When emotions are raw and overwhelming, it’s important to slow down before responding or reaching out to the other spouse/partner/co-parent. Tone matters and is often more important than the info being shared on any given topic. Existing communication dynamics are often a factor in the separation, and it takes practice to learn new communication tools.

  • If you have questions about how to approach your separation, then consult an attorney preferably before separation, and one trained in collaborative divorce. Family and friends may give advice with good intentions, but it may be wrong or not apply to your situation.
  • Is the topic worthy of discussion with the other person? Separation is an intense time when the past, present, and future intermingled. Topics about the present and future tend to be more productive than rehashing the past or issues that lead to the separation.

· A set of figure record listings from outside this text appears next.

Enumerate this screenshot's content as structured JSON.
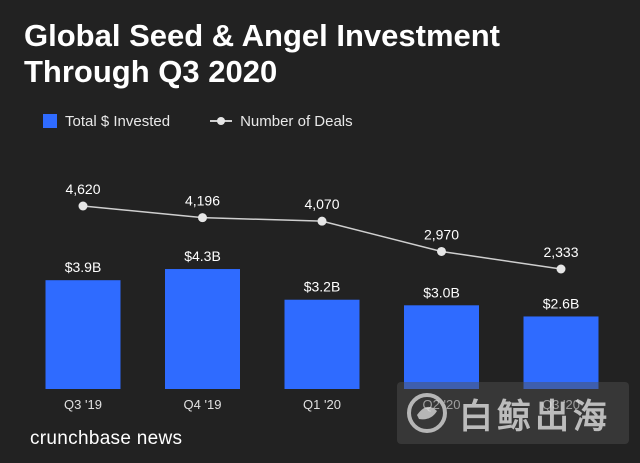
{
  "header": {
    "title": "Global Seed & Angel Investment Through Q3 2020"
  },
  "legend": {
    "bars_label": "Total $ Invested",
    "line_label": "Number of Deals"
  },
  "footer": {
    "brand": "crunchbase news"
  },
  "watermark": {
    "text": "白鲸出海"
  },
  "colors": {
    "background": "#222222",
    "bar": "#2f6bff",
    "line": "#cfcfcf",
    "marker": "#e6e6e6",
    "text": "#ffffff"
  },
  "chart_data": {
    "type": "bar",
    "title": "Global Seed & Angel Investment Through Q3 2020",
    "categories": [
      "Q3 '19",
      "Q4 '19",
      "Q1 '20",
      "Q2 '20",
      "Q3 '20"
    ],
    "series": [
      {
        "name": "Total $ Invested",
        "type": "bar",
        "values": [
          3.9,
          4.3,
          3.2,
          3.0,
          2.6
        ],
        "labels": [
          "$3.9B",
          "$4.3B",
          "$3.2B",
          "$3.0B",
          "$2.6B"
        ]
      },
      {
        "name": "Number of Deals",
        "type": "line",
        "values": [
          4620,
          4196,
          4070,
          2970,
          2333
        ],
        "labels": [
          "4,620",
          "4,196",
          "4,070",
          "2,970",
          "2,333"
        ]
      }
    ],
    "legend_position": "top-left",
    "grid": false
  }
}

  • Approach discussions with a problem-solving mentality. Focus on the issues and do not engage in name-calling, threats, accusations, ultimatums, or dictate terms. You are free to disagree, but briefly explain why and keep focused on the issue not unrelated opinions, facts, or beliefs. See Bill Eddy’s highconflictinstitute.com/biff-responses.
  • If communication has been challenging, then start with discussing smaller issues to build momentum and practice a more productive communication style before discussing more impactful issues when emotions tend to run high.

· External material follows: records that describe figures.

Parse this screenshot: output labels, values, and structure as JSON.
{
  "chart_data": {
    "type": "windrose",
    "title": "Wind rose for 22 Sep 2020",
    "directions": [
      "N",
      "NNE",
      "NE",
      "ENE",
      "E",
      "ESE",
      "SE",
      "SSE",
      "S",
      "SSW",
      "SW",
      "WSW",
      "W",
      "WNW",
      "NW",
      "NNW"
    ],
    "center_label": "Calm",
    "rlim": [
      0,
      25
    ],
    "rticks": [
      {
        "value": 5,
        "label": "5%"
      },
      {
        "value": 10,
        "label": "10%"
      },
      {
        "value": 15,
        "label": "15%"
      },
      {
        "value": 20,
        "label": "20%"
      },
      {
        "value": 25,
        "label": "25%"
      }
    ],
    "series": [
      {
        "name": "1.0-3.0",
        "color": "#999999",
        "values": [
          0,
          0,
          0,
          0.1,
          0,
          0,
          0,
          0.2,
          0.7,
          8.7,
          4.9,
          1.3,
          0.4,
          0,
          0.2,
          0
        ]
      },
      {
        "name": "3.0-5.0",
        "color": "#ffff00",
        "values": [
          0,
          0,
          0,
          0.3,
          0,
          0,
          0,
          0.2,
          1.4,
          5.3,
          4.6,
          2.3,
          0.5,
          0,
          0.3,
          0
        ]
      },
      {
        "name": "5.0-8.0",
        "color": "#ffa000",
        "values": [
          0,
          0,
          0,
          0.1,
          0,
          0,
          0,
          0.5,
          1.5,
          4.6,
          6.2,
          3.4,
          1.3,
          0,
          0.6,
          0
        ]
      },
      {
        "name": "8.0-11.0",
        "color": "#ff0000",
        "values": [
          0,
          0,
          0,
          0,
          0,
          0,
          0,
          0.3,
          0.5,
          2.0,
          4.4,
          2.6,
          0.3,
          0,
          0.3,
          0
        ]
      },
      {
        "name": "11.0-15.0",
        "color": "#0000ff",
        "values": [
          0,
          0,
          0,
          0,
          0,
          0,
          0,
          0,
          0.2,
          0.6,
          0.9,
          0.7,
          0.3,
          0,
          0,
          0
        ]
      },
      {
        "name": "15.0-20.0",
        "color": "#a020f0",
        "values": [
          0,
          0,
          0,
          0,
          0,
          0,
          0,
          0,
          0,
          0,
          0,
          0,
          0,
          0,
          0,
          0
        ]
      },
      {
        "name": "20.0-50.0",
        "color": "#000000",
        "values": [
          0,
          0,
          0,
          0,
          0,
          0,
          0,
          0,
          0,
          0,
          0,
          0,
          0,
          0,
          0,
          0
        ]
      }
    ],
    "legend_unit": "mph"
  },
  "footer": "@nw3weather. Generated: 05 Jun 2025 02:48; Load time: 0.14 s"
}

  • Be accountable for your actions and communication. If you are feeling overwhelmed, down, or angry, then consider counseling to help process your emotions so they do not negatively impact yourself and those around you, especially children. Avoid involving family and friends in your separation or exposing them to intense feelings. This may reinforce negative views of the other person which can interfere with sound decision-making necessary during separation. It also increases the likelihood of children, even adult children, being exposed to negativity about a loved one.
  • When possible, communicate via email so you have a chance to really think about the issue and review the tone before sending it. If discussing in person, then write a list of points you think are relevant to the topic beforehand, take notes during the discussion, then follow up with an email the same day with what was discussed and/or agreed.